MOSCOW – A top environmental regulator suggested Nov. 14 that Russia could seek up to $15 billion for environmental damages and other losses it blames on a Shell-led consortium involved in a liquefied natural gas project in the Far East.

Oleg Mitvol, deputy head of the Natural Resources Ministry’s environmental watchdog, also called for stripping Sakhalin Energy Ltd., the consortium led by Royal Dutch Shell PLC that operates the Sakhalin-2 project, of its official water-use licenses.

Mitvol’s statements and moves reflected rising government pressure on the consortium. Observers see it as a Kremlin-dictated effort to secure favorable terms for state-controlled gas monopoly OAO Gazprom to enter the project.

Mitvol’s agency, Rosprirodnadzor, has accused the consortium of illegal logging and of damaging rivers in the course of its pipelaying work on the Pacific island of Sakhalin.

On Nov. 14, Mitvol sent a letter to the water resources agency that is part of the same ministry, urging it to revoke 19 water-use licenses issued to Sakhalin Energy, the Interfax news agency reported.

Earlier, Mitvol acknowledged to reporters that the final decision to sue Sakhalin Energy is likely to be taken by the Russian government, not his agency.

“Maybe the Russian government will decide it doesn’t need $15 billion,” he said, suggesting that might be the amount sought if a suit is filed.

He did not quantify his estimate of the actual environmental damages, saying only that Russia had already sustained damage that it could never be compensated for.

According to Russian news agencies, Mitvol also said the consortium itself has indicated Russia could lose $10 billion because of the problems with the project.

In a statement, Sakhalin Energy accused Mitvol of making an “unsubstantiated attack containing exaggerations and distortions of the facts” and said his remarks appeared to be outside of his agency’s purview. The company also maintained that any environmental damage caused during the project’s construction phase would be “short-term and reversible.”

“The company completely rejects the suggestion that information regarding environmental hazards was knowingly withheld from regulators or shareholders,” Sakhalin Energy said.

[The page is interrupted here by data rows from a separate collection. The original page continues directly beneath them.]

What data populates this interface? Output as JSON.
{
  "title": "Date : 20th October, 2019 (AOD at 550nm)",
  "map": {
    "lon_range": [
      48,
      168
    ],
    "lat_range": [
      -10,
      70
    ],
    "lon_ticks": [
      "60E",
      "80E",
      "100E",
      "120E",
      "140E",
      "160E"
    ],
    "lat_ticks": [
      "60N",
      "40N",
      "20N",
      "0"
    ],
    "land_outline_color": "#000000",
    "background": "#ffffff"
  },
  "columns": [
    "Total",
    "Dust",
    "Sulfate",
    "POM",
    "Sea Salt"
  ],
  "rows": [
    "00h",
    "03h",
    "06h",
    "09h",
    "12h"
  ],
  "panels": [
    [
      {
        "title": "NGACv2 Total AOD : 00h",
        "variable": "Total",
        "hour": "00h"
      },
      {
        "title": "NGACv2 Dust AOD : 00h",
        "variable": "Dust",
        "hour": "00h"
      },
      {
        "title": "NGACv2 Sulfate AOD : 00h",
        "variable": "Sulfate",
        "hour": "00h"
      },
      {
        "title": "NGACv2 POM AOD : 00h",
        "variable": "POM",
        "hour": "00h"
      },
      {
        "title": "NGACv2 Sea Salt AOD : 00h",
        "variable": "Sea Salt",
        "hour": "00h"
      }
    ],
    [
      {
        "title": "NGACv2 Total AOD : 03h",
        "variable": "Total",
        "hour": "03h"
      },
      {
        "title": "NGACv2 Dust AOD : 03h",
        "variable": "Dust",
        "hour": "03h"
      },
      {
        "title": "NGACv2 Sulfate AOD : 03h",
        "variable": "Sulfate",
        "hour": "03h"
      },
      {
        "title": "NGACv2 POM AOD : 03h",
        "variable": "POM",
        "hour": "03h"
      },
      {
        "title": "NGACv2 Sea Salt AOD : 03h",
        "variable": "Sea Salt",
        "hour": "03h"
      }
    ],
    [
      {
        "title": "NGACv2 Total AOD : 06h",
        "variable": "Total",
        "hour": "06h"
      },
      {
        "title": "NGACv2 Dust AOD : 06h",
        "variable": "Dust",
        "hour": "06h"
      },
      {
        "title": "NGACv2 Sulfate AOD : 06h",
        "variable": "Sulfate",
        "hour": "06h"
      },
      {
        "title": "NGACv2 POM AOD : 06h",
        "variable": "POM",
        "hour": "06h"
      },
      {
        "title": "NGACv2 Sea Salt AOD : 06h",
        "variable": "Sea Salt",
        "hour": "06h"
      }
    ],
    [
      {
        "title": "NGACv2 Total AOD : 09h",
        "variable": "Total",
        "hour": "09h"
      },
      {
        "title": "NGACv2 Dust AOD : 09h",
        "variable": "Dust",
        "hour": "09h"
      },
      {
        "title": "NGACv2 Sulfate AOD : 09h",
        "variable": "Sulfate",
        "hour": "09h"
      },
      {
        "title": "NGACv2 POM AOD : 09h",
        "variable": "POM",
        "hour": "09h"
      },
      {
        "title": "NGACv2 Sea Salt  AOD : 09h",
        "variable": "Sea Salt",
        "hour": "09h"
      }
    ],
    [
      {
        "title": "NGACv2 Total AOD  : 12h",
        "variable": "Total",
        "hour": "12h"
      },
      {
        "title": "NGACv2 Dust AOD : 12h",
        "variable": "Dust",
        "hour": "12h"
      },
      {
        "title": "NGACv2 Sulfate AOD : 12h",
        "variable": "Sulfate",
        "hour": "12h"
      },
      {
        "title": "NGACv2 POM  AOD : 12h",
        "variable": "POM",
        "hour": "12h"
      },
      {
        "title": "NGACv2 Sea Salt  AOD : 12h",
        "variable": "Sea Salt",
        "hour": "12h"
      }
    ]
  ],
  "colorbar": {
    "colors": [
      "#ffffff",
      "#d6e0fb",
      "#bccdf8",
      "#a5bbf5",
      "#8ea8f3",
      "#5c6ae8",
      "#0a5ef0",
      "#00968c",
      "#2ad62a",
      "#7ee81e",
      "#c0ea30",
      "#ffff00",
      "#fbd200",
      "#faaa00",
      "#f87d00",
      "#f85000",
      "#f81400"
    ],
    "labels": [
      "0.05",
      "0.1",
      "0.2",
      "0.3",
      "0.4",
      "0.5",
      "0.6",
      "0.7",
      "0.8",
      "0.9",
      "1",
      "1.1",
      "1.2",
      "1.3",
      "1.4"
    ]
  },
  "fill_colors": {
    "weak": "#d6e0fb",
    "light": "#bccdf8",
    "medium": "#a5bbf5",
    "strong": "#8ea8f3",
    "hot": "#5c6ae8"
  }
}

Russian officials deny any hidden motivation for environmental checks of the project, which are due to conclude at the end of November. But they say terms of deals in the 1990s that handed control of difficult energy projects to foreigners at a time of low oil prices were unfair.

Under the deals, called production sharing agreements, foreign companies were allowed to recoup their costs before the state took a share of the profits.

Shell, which controls Sakhalin-2 with two Japanese companies, infuriated the Russian government when it said last year that the costs at the project would double to nearly $22 billion.